Thanasis is a writer, editor, and professional geek. He usually writes about what he thinks he knows about the struggles of studying languages, surviving as a creative soul, and socializing as an extroverted introvert.
In this endless parade of anime productions, once in a while comes a series so good that makes you remember why you love anime in the first place. 3-gatsu no Lion is one of those series, an impressive narrative, beautifully animated. I’ve read that in 2014 it won the Grand Prize of the 18th Tezuka Osamu Cultural Prize. Now I know why.
Japanese Title: 桐山零 / 河沿いの町
3-Gatsu no Lion (March Comes in Like a Lion -月のライオン) is based on an on-going manga series by Chika Umino who is best known for Honey and Clover. The TV Anime is produced by Shaft and a two-part live action film is already scheduled for March and April 2017. It’s going to be a 22-episode series, directed by Akiyuki Shinbo, character designs by Nobuhiro Sugiyama, and music by Yukari Hashimoto. Both the opening and closing songs are performed by Bump of Chicken.
The summary of the series: Rei (lit. zero) is a 17-year-old professional shōgi player. He has no real family and no real friends. His attitude towards life and shōgi changes when he meets the Kawamoto sisters: Akari, Hinata, and Momo.
The episode starts with a film-like quality I rarely see in TV anime productions. The intro is adorned with a wonderful song from Bump of Chicken over a set of surreal images that remind us the psychological weight our main character has to carry.
This episode (and I guess every episode from now on) is cut into two parts/ chapters (Rei Kiriyama / The Town Along the River). The first part begins with a dream sequence of a woman listing all the reasons Rei’s name (lit. zero) suits him: he has no family, no real friends, he is alone.
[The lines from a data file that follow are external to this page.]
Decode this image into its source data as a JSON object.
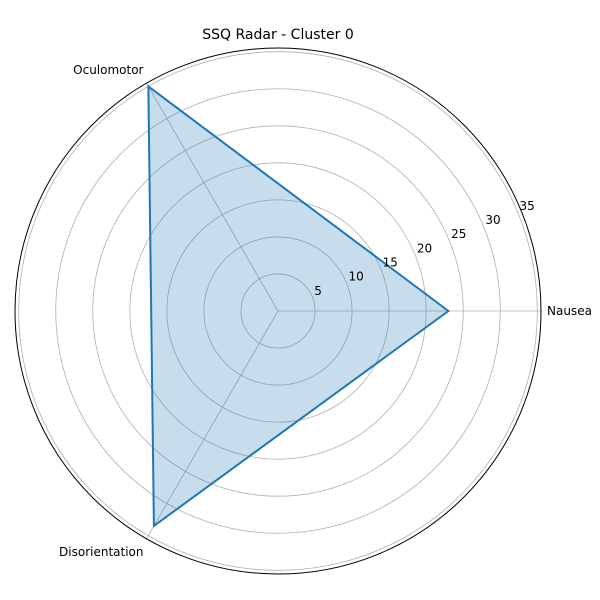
{
  "chart_data": {
    "type": "radar",
    "title": "SSQ Radar - Cluster 0",
    "categories": [
      "Nausea",
      "Oculomotor",
      "Disorientation"
    ],
    "series": [
      {
        "values": [
          23.0,
          35.0,
          33.5
        ]
      }
    ],
    "rlim": [
      0,
      35.5
    ],
    "r_ticks": [
      5,
      10,
      15,
      20,
      25,
      30,
      35
    ],
    "grid": true,
    "colors": {
      "line": "#1f77b4",
      "fill": "#1f77b4",
      "grid": "#b0b0b0",
      "frame": "#000000"
    }
  }
}
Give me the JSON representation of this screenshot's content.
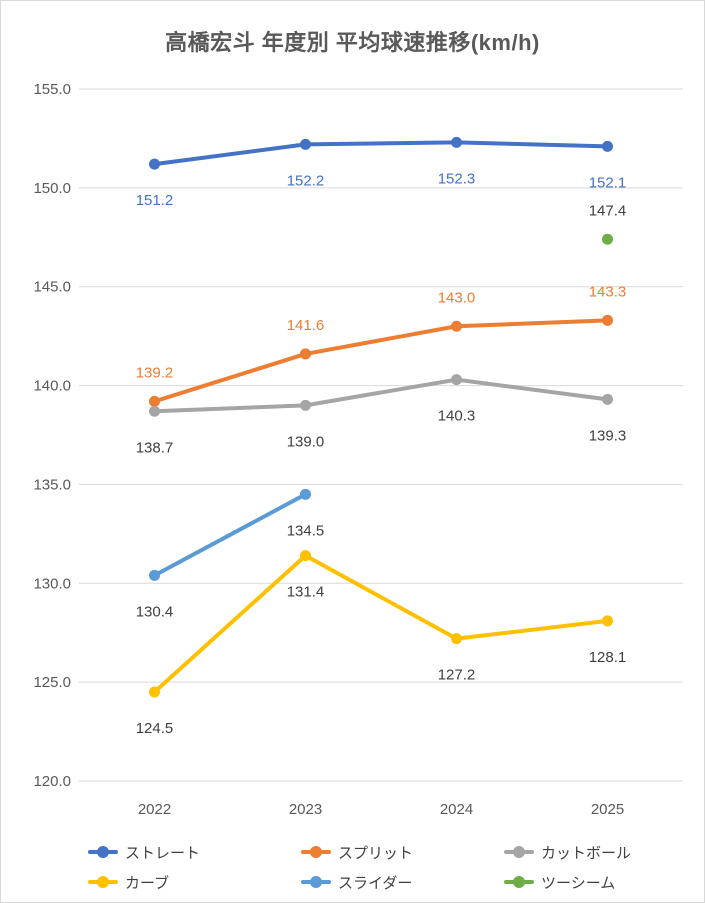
{
  "chart_data": {
    "type": "line",
    "title": "高橋宏斗 年度別 平均球速推移(km/h)",
    "categories": [
      "2022",
      "2023",
      "2024",
      "2025"
    ],
    "series": [
      {
        "id": "straight",
        "name": "ストレート",
        "color": "#4472C4",
        "label_color": "#4472C4",
        "label_position": "below",
        "values": [
          151.2,
          152.2,
          152.3,
          152.1
        ]
      },
      {
        "id": "split",
        "name": "スプリット",
        "color": "#ED7D31",
        "label_color": "#ED7D31",
        "label_position": "above",
        "values": [
          139.2,
          141.6,
          143.0,
          143.3
        ]
      },
      {
        "id": "cutball",
        "name": "カットボール",
        "color": "#A5A5A5",
        "label_color": "#404040",
        "label_position": "below",
        "values": [
          138.7,
          139.0,
          140.3,
          139.3
        ]
      },
      {
        "id": "curve",
        "name": "カーブ",
        "color": "#FFC000",
        "label_color": "#404040",
        "label_position": "below",
        "values": [
          124.5,
          131.4,
          127.2,
          128.1
        ]
      },
      {
        "id": "slider",
        "name": "スライダー",
        "color": "#5B9BD5",
        "label_color": "#404040",
        "label_position": "below",
        "values": [
          130.4,
          134.5,
          null,
          null
        ]
      },
      {
        "id": "two-seam",
        "name": "ツーシーム",
        "color": "#70AD47",
        "label_color": "#404040",
        "label_position": "above",
        "values": [
          null,
          null,
          null,
          147.4
        ]
      }
    ],
    "y_axis": {
      "min": 120,
      "max": 155,
      "step": 5,
      "ticks": [
        "155.0",
        "150.0",
        "145.0",
        "140.0",
        "135.0",
        "130.0",
        "125.0",
        "120.0"
      ],
      "label_format": "one_decimal"
    },
    "grid": true,
    "legend_position": "bottom",
    "colors": {
      "grid": "#D9D9D9",
      "axis_text": "#595959",
      "label_text": "#404040",
      "title_text": "#595959",
      "background": "#FFFFFF",
      "border": "#D8D8D8"
    }
  }
}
And that voice is the only thing we’ll hear for the next six minutes. Rei wakes up in an almost empty room, dresses up and heads for the shōgi hall. His movements are slow and derived of any energy. His commute is lonely and sad. His ghostly presence is interrupted only by a sequence of background images and the French lyrics of the soundtrack song. It is evident that Rei suffers from depression, something that is further reinforced by the piano music and the flashback sequences during the shōgi match with his teacher. Even the game in which he has devoted his life seems to be a burden, each piece move sounding louder than the previous. No words were needed. This was atmosphere building at its best.
But Rei’s life is not all gloom and black. It seems that he is close to the Kawamoto family: sisters Akari, Hinata and Momo who live with their grandpa and cats and run a wagashi shop. Their hope is possibly a metaphor that signifies the complete opposite of Rei’s emotional state: it is the warmest and most loving place you have ever encountered. It is full of energy and love and cats who can talk (well, at least we can hear them). The eldest sister and grandpa know that Rei is suffering and they try to keep him close. That surreal, unrealistic scenery is the main theme of the second part of the episode. Cute girls, bizarre scenes, good energy, and vibrant colors.
Images and Music: That’s the only highlight I am going to mention in this episode, because nothing else comes even close. The series’ drawings are beautiful and the multi-scene sequences on top of the soft, calming piano pieces give 3-gatsu no Lion an almost ethereal feeling. This is going to be one tear-jerking story and the atmosphere is already set.
Contrast: This is definitely the main theme of the episode, if not of the whole series. The contrast between depression and love. It’s evident that Rei comes from a troubled family. The Kawamoto family is the exact opposite. When Rei was a child he had a spark in his eyes when he played shōgi. Now his stare is hollow and empty. He doesn’t believe that anyone cares for him, he doesn’t eat properly, and he obviously cries himself to sleep.
Shōgi: Shogi (将棋), also known as Japanese chess or the Generals’ Game, is a two-player strategy board game in the same family as chess, it’s the most popular of the chess variants and it’s native to Japan. I have no idea how to play the game, but according to this page, the popularity of shogi is due to a rule where the captured pieces can be returned to the game by the opponent. David Pritchard credits the drop rule to the practice of 16th century mercenaries who switched loyalties when captured—no doubt as an alternative to execution.
Wagashi: The shop of the Kawamoto family sells wagashi. They are traditional Japanese sweets that are often served with tea. Before the introduction of sugar in Japan, the word kasha (lit. sweets) referred to fruits and nuts. Now, Japanese confectionery is a treat for both the eyes and the palette. They really know how to make sweets.
‘The calm mind is the way’ reads a wall mural during Rei’s shōgi match. His mind is definitely not calm, but rid with regrets, self-doubt, and unbelievable sadness. The story seems familiar (last season Orange dealt with depression as well) but that doesn’t mean it’s not interesting or relevant. Maybe the fact that it’s so relevant should make us think how common the condition is in our age.
Rei’s story is not something new. Hundreds, thousands of similar stories play every day all around us. It seems familiar, maybe a little too bluntly familiar. But that’s what make it even more interesting. I am looking forward to the next episode.